Students, busy professionals, and parents can get the nutrition they need from all-in-one supplements, while athletes are better served from pure protein powders.
Remember that the best protein powder for lactose intolerant people in general may not be the best for you.
Shop around, try a few different brands, and you should be able to find your perfect protein!
Top Protein Powders for Lactose Intolerance
A nutritional powerhouse. All ingredients are organic, vegan, kosher, gluten-free, soy-free, and non-GMO, so Orgain is ideal for those with special diets and food allergies.
This low-carb powder has no artificial colors, flavors, or preservatives, so you can feel good about consuming it.
Its combination of hemp, chia seed, brown rice, and pea proteins provides a good balanced mixture of ingredients.
The downside to Orgain Organic Protein is that it can have a chalky texture even when mixed and a strange aftertaste due to the Stevia sweetener.
Mix with a good smoothie recipe, the taste shouldn’t be a big issue.
2. Yuve Vegan Protein Powder
Yuve protein powder is a great all-in-one product. It packs 15 grams of protein per serving so it works great as a post-workout supplement for recovery.
Each serving also contains 8 grams of fiber and tons of superfoods but just 110 calories, so you can drink it as a healthy snack or even a meal replacement if you are trying to lose weight.
Yuve has everything you need in one beverage: essential vitamins and minerals, antioxidants, protein, and even some greens.
With pea and brown rice protein for muscle-building, ingredients like flaxseed and buckwheat sprout for easy digestion, and superfoods like goji berries and acai to slow the aging process, this powder is designed to make your body feels its absolute best.
Unlike some powders on this list, this one is very sweet in flavor, some may say too sweet. It also contains whole chia seeds that can get stuck in your teeth and gums, so try blending your drink to break them up.
This powder uses a simple water extraction process to dehydrate the ingredients, keeping the nutrients as intact as if you ate them fresh.
That means your body should be able to absorb the full nutritional benefits without any nasty fillers, GMOs, gluten, soy, dairy, or animal products.
Its combination of pea and rice protein, along with a natural enzyme from plants, ensures No Udder Protein is easy for your body to digest.
It is made for slow absorption, which can help provide a more continuous delivery of protein throughout the day or night.
The downside to this powder is that it can have a chalky, gritty texture, so add it to a blender to really mix it into your drink.
The flavor is also not very strong so may need some extra sweeteners or flavors added if you want a sweeter tasting protein shake.
If you can’t stomach dairy, don’t think protein powders are literally off the table for you.

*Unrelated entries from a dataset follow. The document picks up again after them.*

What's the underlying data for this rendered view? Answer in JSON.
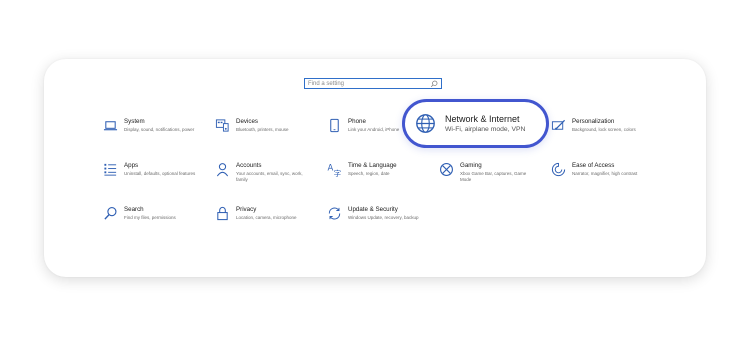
{
  "search": {
    "placeholder": "Find a setting"
  },
  "colors": {
    "icon": "#2f5fb3",
    "highlight": "#4256cf"
  },
  "items": [
    {
      "title": "System",
      "desc": "Display, sound, notifications, power",
      "icon": "laptop-icon"
    },
    {
      "title": "Devices",
      "desc": "Bluetooth, printers, mouse",
      "icon": "devices-icon"
    },
    {
      "title": "Phone",
      "desc": "Link your Android, iPhone",
      "icon": "phone-icon"
    },
    {
      "title": "Personalization",
      "desc": "Background, lock screen, colors",
      "icon": "paint-icon"
    },
    {
      "title": "Apps",
      "desc": "Uninstall, defaults, optional features",
      "icon": "apps-list-icon"
    },
    {
      "title": "Accounts",
      "desc": "Your accounts, email, sync, work, family",
      "icon": "person-icon"
    },
    {
      "title": "Time & Language",
      "desc": "Speech, region, date",
      "icon": "time-language-icon"
    },
    {
      "title": "Gaming",
      "desc": "Xbox Game Bar, captures, Game Mode",
      "icon": "xbox-icon"
    },
    {
      "title": "Ease of Access",
      "desc": "Narrator, magnifier, high contrast",
      "icon": "ease-of-access-icon"
    },
    {
      "title": "Search",
      "desc": "Find my files, permissions",
      "icon": "search-icon"
    },
    {
      "title": "Privacy",
      "desc": "Location, camera, microphone",
      "icon": "lock-icon"
    },
    {
      "title": "Update & Security",
      "desc": "Windows Update, recovery, backup",
      "icon": "sync-icon"
    }
  ],
  "highlighted": {
    "title": "Network & Internet",
    "desc": "Wi-Fi, airplane mode, VPN",
    "icon": "globe-icon"
  }
}
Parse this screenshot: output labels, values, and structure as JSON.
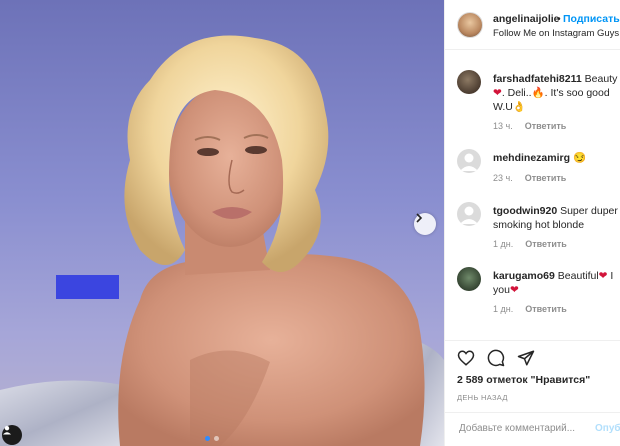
{
  "post": {
    "username": "angelinaijolie",
    "follow_label": "Подписаться",
    "subtitle": "Follow Me on Instagram Guys"
  },
  "comments": [
    {
      "username": "farshadfatehi8211",
      "text_line1": "Beauty lo",
      "text_line2": ". Deli..",
      "text_line2b": ". It's soo good",
      "text_line3": "W.U",
      "time": "13 ч.",
      "reply": "Ответить"
    },
    {
      "username": "mehdinezamirg",
      "emoji": "😏",
      "time": "23 ч.",
      "reply": "Ответить"
    },
    {
      "username": "tgoodwin920",
      "text_line1": "Super duper",
      "text_line2": "smoking hot blonde",
      "time": "1 дн.",
      "reply": "Ответить"
    },
    {
      "username": "karugamo69",
      "text_line1": "Beautiful",
      "text_line1b": "I",
      "text_line2": "you",
      "time": "1 дн.",
      "reply": "Ответить"
    }
  ],
  "actions": {
    "like_icon": "heart-outline",
    "comment_icon": "speech-bubble",
    "share_icon": "paper-plane"
  },
  "likes_text": "2 589 отметок \"Нравится\"",
  "posted_text": "ДЕНЬ НАЗАД",
  "add_comment": {
    "placeholder": "Добавьте комментарий...",
    "post_label": "Опубликовать"
  },
  "carousel": {
    "total_slides": 2,
    "current_slide": 1
  },
  "colors": {
    "accent": "#0095f6",
    "censor_box": "#3b45e0",
    "muted": "#8e8e8e"
  }
}
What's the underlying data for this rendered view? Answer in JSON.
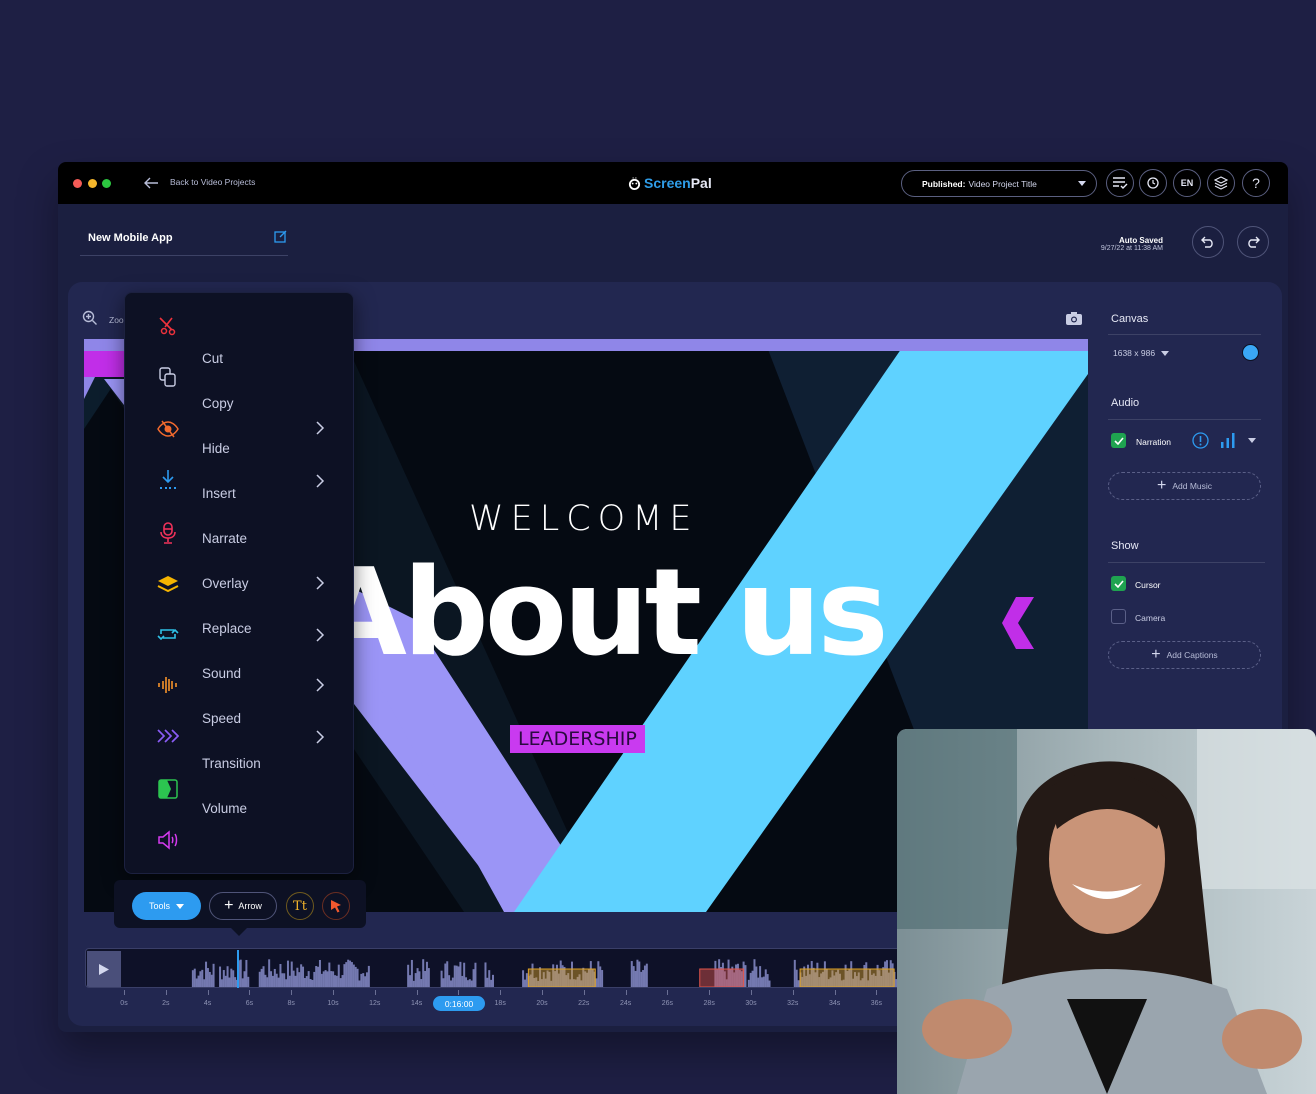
{
  "window": {
    "back_label": "Back to Video Projects",
    "logo_part1": "Screen",
    "logo_part2": "Pal",
    "publish": {
      "prefix": "Published:",
      "value": "Video Project Title"
    },
    "toolbar_icons": [
      "checklist-icon",
      "history-icon",
      "language-button",
      "layers-icon",
      "help-icon"
    ],
    "language": "EN",
    "help": "?"
  },
  "project": {
    "name": "New Mobile App",
    "autosave_title": "Auto Saved",
    "autosave_time": "9/27/22 at 11:38 AM"
  },
  "editor": {
    "zoom_label": "Zoo"
  },
  "stage": {
    "welcome": "WELCOME",
    "headline": "About us",
    "tag": "LEADERSHIP"
  },
  "context_menu": {
    "items": [
      {
        "label": "Cut",
        "icon": "scissors-icon",
        "color": "#f0323c",
        "submenu": false
      },
      {
        "label": "Copy",
        "icon": "copy-icon",
        "color": "#c9cde4",
        "submenu": false
      },
      {
        "label": "Hide",
        "icon": "eye-off-icon",
        "color": "#f26a2e",
        "submenu": true
      },
      {
        "label": "Insert",
        "icon": "insert-icon",
        "color": "#2d9bf0",
        "submenu": true
      },
      {
        "label": "Narrate",
        "icon": "microphone-icon",
        "color": "#f0325a",
        "submenu": false
      },
      {
        "label": "Overlay",
        "icon": "layers-icon",
        "color": "#f5b400",
        "submenu": true
      },
      {
        "label": "Replace",
        "icon": "replace-icon",
        "color": "#2fc2e8",
        "submenu": true
      },
      {
        "label": "Sound",
        "icon": "soundwave-icon",
        "color": "#f5922a",
        "submenu": true
      },
      {
        "label": "Speed",
        "icon": "speed-icon",
        "color": "#8a5cf5",
        "submenu": true
      },
      {
        "label": "Transition",
        "icon": "transition-icon",
        "color": "#2cc450",
        "submenu": false
      },
      {
        "label": "Volume",
        "icon": "volume-icon",
        "color": "#d63af0",
        "submenu": false
      }
    ]
  },
  "tools_bar": {
    "tools_label": "Tools",
    "arrow_label": "Arrow",
    "text_label": "Tt"
  },
  "timeline": {
    "current_time": "0:16:00",
    "tick_labels": [
      "0s",
      "2s",
      "4s",
      "6s",
      "8s",
      "10s",
      "12s",
      "14s",
      "16s",
      "18s",
      "20s",
      "22s",
      "24s",
      "26s",
      "28s",
      "30s",
      "32s",
      "34s",
      "36s"
    ],
    "playhead_seconds": 5.5,
    "segments": [
      {
        "type": "zoom",
        "start": 19.3,
        "end": 22.5,
        "color": "#e0a326"
      },
      {
        "type": "cut",
        "start": 27.5,
        "end": 29.6,
        "color": "#e2554a"
      },
      {
        "type": "zoom",
        "start": 32.3,
        "end": 36.8,
        "color": "#e0a326"
      }
    ]
  },
  "side_panel": {
    "canvas_title": "Canvas",
    "resolution": "1638 x 986",
    "canvas_color": "#3aa7f5",
    "audio_title": "Audio",
    "narration_label": "Narration",
    "narration_checked": true,
    "add_music": "Add Music",
    "show_title": "Show",
    "cursor_label": "Cursor",
    "cursor_checked": true,
    "camera_label": "Camera",
    "camera_checked": false,
    "add_captions": "Add Captions"
  }
}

These 5 dairy-free products taste great and give you the nutritional boost you need whether you want to build muscle, recover after exercise, or just pack more nutrients into your diet.
While they are all delicious, healthy choices, the best protein powder for lactose intolerant people we have found is Yuve Vegan Protein Powder.
With yummy flavors like Vanilla Bean and Chocolate, a low calorie count, 15 grams of plant-based protein, and over 25 superfoods, it’s ideal for everyone from athletes to busy moms to working professionals.